Only when Oregonians can see who donated what to whom can they make fully informed judgments in casting ballots. As the law now stands, that bright light can be legally dimmed.
That point was made clear again when the state attorney general made a final report on his investigation into a complaint made against Mannix earlier this year. The complaint alleged Mannix, a Republican, had violated state law when a donor put large sums of money into political action committees that then made donations to Mannix. The PACs made all the necessary disclosures about donors, and Mannix listed the PACs, of which he was treasurer, when making his own required financial disclosures. He was not required to list on his own disclosures individual donors to the PACs, however. The effect was that neither Mannix nor the donor, the late Robert Randall of Portland, had to acknowledge directly their financial relationship.
The attorney general, after investi- gating the matter, said Mannix did nothing that violated the law. Similarly, the Democratic Party also was within the law when the issue came up in 1990.
But being on the right side of the legal line and fulfilling the spirit campaign law that works on the assumption that disclosure is far more effective in providing for fair and honest elections than is a limit on campaign contributions are two different things.

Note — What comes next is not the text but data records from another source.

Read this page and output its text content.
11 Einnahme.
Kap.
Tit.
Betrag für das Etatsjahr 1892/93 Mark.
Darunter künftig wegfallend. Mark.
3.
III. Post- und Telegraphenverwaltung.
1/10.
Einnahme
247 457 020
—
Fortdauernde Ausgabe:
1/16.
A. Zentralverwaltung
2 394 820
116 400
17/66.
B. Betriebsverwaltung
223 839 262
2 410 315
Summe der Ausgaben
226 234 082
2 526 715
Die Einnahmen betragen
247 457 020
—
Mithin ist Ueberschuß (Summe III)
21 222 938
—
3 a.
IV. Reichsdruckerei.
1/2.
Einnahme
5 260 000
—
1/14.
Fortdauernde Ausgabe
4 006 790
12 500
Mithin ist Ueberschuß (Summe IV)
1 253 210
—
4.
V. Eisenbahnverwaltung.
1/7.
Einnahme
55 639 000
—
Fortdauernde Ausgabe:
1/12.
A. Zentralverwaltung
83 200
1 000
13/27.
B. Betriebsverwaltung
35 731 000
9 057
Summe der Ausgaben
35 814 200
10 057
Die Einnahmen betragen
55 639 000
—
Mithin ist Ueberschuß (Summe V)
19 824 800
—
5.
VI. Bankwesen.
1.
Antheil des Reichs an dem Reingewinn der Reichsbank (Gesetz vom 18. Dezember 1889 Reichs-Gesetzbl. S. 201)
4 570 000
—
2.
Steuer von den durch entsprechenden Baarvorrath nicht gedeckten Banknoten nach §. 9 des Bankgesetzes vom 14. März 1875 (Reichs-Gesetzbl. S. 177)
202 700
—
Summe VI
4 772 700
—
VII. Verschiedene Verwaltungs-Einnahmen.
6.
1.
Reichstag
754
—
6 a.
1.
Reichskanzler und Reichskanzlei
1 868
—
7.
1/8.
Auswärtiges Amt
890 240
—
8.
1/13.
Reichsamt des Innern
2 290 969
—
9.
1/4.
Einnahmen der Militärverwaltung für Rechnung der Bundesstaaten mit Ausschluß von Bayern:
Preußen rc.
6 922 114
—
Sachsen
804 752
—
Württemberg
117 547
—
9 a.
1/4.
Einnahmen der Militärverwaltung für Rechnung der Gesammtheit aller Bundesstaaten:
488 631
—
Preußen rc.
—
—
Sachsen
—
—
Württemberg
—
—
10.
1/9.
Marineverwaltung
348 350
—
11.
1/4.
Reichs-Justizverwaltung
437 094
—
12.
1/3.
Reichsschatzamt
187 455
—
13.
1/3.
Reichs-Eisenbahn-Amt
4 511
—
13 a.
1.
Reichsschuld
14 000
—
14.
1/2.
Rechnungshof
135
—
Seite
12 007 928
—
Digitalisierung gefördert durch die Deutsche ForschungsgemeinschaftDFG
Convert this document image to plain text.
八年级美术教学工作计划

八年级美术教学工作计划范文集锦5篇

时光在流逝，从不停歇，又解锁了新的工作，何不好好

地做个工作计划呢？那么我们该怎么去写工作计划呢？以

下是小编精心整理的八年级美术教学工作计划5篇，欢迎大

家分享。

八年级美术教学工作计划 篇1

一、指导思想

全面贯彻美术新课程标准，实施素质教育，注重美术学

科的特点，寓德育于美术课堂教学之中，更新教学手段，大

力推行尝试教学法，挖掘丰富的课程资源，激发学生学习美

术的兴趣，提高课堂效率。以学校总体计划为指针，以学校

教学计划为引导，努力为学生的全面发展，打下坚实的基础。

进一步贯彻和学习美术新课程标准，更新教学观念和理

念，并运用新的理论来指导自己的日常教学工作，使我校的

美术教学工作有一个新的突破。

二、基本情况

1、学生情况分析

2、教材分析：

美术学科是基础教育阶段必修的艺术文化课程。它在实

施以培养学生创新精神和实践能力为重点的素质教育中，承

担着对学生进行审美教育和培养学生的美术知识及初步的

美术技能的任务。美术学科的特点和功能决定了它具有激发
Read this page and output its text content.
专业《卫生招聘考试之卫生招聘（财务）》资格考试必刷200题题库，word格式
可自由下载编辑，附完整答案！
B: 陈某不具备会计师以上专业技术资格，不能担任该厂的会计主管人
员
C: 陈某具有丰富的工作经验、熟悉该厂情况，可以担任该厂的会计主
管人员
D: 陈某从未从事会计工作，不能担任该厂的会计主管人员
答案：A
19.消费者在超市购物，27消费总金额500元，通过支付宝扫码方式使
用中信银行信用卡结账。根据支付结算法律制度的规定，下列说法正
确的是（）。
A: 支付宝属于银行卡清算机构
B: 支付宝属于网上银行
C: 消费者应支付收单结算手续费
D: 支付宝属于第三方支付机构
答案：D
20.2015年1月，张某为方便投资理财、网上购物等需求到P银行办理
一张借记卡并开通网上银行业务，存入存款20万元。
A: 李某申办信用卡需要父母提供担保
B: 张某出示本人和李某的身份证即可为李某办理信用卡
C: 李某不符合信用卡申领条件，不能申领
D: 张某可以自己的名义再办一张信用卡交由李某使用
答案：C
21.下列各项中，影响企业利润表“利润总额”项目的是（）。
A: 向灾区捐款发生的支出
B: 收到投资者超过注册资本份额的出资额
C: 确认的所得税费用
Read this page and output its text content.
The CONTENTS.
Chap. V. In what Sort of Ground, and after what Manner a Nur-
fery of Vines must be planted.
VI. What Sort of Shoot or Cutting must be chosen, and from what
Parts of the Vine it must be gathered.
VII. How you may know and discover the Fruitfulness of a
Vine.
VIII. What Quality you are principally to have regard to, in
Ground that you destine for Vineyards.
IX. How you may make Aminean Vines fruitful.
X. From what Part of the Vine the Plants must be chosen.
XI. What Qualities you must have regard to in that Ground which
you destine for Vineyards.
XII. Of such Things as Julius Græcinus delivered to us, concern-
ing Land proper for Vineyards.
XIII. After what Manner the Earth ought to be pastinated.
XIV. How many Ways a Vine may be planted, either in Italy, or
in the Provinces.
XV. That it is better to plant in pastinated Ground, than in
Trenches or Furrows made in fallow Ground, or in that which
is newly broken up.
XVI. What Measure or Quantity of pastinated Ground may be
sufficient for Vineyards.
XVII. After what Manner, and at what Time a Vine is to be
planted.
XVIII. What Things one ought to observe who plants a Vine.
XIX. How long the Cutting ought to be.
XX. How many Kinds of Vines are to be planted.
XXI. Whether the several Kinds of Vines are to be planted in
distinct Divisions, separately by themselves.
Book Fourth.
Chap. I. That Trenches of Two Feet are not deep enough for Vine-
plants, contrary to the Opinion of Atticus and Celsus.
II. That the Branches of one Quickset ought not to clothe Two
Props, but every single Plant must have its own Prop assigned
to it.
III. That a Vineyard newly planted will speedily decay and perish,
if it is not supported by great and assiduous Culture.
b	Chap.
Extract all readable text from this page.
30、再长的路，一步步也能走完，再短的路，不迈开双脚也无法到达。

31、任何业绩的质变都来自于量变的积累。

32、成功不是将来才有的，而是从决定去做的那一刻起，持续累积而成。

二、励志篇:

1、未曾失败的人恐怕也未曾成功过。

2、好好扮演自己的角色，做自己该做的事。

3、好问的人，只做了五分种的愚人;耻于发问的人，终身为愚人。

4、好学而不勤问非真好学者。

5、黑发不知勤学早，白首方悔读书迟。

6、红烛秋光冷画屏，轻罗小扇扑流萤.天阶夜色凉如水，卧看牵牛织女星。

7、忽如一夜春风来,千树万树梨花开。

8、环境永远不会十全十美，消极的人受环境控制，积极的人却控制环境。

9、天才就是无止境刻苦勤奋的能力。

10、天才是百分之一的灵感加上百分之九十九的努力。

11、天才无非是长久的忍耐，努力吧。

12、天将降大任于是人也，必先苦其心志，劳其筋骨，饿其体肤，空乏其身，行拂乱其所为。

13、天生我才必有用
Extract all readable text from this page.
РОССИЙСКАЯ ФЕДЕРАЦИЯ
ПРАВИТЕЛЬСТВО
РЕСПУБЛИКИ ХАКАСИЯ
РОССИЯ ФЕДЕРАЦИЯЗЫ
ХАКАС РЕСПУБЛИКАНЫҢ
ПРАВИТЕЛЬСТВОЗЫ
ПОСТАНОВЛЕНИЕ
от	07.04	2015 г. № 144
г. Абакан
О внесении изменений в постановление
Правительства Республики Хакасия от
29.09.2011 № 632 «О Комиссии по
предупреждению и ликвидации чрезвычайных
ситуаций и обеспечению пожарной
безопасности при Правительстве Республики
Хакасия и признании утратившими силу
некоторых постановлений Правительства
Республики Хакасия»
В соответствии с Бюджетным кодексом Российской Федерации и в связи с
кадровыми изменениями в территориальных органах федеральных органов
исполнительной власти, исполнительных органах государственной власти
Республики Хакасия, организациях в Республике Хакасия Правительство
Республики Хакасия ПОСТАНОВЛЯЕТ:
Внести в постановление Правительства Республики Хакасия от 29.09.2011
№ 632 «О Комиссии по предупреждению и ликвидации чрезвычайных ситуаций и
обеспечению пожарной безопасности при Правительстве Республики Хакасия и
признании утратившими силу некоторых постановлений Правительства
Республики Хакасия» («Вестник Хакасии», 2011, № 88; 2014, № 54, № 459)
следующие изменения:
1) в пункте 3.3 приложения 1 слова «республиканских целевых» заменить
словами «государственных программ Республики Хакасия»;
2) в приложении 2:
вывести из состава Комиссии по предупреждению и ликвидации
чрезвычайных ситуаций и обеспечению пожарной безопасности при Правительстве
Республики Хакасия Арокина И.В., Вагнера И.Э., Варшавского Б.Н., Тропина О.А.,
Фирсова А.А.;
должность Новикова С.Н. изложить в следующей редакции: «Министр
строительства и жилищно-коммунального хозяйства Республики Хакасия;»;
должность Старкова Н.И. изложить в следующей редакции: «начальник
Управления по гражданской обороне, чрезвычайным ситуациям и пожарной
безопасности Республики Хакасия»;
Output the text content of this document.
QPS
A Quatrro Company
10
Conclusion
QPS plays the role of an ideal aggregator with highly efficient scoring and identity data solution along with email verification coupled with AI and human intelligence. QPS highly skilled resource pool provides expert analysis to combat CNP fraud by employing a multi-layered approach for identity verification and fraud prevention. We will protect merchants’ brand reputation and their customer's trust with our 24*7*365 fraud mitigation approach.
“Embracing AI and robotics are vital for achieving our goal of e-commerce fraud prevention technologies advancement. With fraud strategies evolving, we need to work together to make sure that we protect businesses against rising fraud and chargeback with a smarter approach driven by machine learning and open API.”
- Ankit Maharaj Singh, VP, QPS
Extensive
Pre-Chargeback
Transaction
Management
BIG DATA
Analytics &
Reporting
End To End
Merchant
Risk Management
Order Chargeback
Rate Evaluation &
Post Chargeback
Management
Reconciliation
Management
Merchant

Both Mannix and Bradbury acknowledge that, and Bradbury has said he will appoint a panel to look at possible changes to the law and make recommendations to the 2005 Legislature.
They're overdue. Lawmakers of both parties have known for at least 13 years - since the Democrats had reporting problems of their own - that the loophole was there. Yet they've failed in that time to find a meaningful way to close it. Their failure does a disservice to the Oregonians who put them in office and who deserve to know who is paying their campaign bills.